Um dos integrantes da equipe, o professor indígena da etnia tukano, Joscival Vasconcelos, fotografou a área onde teria ocorrido o furto e enviou as imagens para a direção do Ifam e para a Foirn.
Lajes removidas
A professora Roberta de Lima, integrante da equipe do Ifam, contou que ela e outros colegas estavam fotografando e identificando as gravuras para reconhecimento de marcos históricos da área. Quando chegaram às rochas, localizadas a meia hora de voadeira da sede do município de São Gabriel da Cachoeira, em uma área despovoada, depararam com as lajes removidas.
“Dois professores, entre eles o Joscival, viram que pedaços inteiros haviam desaparecidos. No lugar, estavam apenas umas partes brancas. A gente encaminhou o relatório para a diretoria do Ifam, que ficou de tomar providências. A nossa ideia era de que a Polícia Federal também investigasse”, disse Roberta.
Quase no mesmo período da visita da equipe do Ifam, Maiká Schwade e Ivani Faria, dois professores da Universidade Federal do Amazonas (Ufam), que ministram aulas de Licenciatura Intercultural Indígena no município, também passaram pela área e constataram a depredação do pedral onde havia gravuras rupestres, como relata Schwade:
“No final do ano passado, quando descíamos da comunidade de Taracuá, a professora Ivani Faria pediu para o Rosilvado, piloteiro da voadeira, encostar no local onde estavam esses desenhos rupestres para me mostrar. Mas, antes mesmo de encostarmos, o piloteiro disse que os desenhos rupestres haviam sido roubados e que chegou a ver pessoas trabalhando no local quando foi pescar no rio Uaupés”.

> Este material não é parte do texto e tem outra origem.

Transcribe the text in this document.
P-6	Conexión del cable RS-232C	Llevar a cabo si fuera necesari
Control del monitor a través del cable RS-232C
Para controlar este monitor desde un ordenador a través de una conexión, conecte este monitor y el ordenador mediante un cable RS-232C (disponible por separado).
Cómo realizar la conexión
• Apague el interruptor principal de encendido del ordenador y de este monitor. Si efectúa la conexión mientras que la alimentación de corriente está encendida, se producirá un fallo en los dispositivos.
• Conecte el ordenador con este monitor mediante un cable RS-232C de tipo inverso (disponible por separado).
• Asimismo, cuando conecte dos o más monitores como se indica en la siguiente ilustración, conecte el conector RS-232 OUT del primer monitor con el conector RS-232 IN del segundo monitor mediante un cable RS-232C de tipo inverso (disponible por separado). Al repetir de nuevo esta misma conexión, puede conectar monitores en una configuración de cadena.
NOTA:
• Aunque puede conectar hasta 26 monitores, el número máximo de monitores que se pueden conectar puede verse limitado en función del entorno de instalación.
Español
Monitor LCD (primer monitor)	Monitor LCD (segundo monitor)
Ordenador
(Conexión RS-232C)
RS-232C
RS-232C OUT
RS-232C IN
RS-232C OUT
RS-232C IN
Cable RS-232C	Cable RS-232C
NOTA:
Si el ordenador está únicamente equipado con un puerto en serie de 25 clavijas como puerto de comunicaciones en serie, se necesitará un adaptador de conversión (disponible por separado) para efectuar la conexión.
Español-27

Swchade conta que, ao chegar ao pedral, ele e Ivani perceberam a falta de “dezenas de peças”; apenas as que estavam próximas ao rio permaneciam intatas. “Acredito que os ladrões retiraram a primeira camada (uns 10 cm de pedra) em volta de cada desenho, como se tivessem retirado a casca de uma árvore. Você imagina a dificuldade de transportar isso, é muito peso e exige muito cuidado. Acreditamos que eles só não tiraram todas porque deviam estar submersas. Nossa preocupação é que eles aproveitem mais uma época de seca para roubar o restante”, diz Schwade. As rochas de Itapinima ficam a maior parte do tempo debaixo do rio Uaupés, e aparecem apenas a partir do 2o semestre.
Alertado pelos professores, o diretor do Ifam, Elias Brasilino, visitou a região e constatou os danos: “Depois que recebi um relatório decidi ir até o local. Realmente, um painel grande de pedra foi retirado. Os desenhos e os símbolos, que representam o cotidiano dos povos que ali viveram, sumiram. E era preciso uma ferramenta boa para fazer isso”, descreveu.
Agressão ao patrimônio e à cultura indígena
A arqueóloga Helena Lima, que trabalhou na região do Alto Rio Negro como professora, considera as depredações duplamente graves pois, além de destruir um patrimônio arqueológico, agridem a história e a cosmologia dos povos indígenas que habitam a área.
Em fevereiro de 2011, Helena visitou as rochas do rio Uaupés e não identificou depredação: “Estive no sítio de Itapinima. Ali tem grafismos impressionantes, é um lugar sagrado que fala da cultura de várias etnias. Aliás, toda a região do Alto Rio Negro tem sítios arqueológicos relevantes, embora poucas pesquisas sejam realizadas. As rochas possuem elementos da paisagem e da cultura e apresentam informações valiosíssimas sobre o passado dos índios da região. Se as depredações ou furtos estiverem ocorrendo mesmo é caso para a Polícia Federal investigar ou o Ministério Público Federal e não apenas o Iphan”, alertou.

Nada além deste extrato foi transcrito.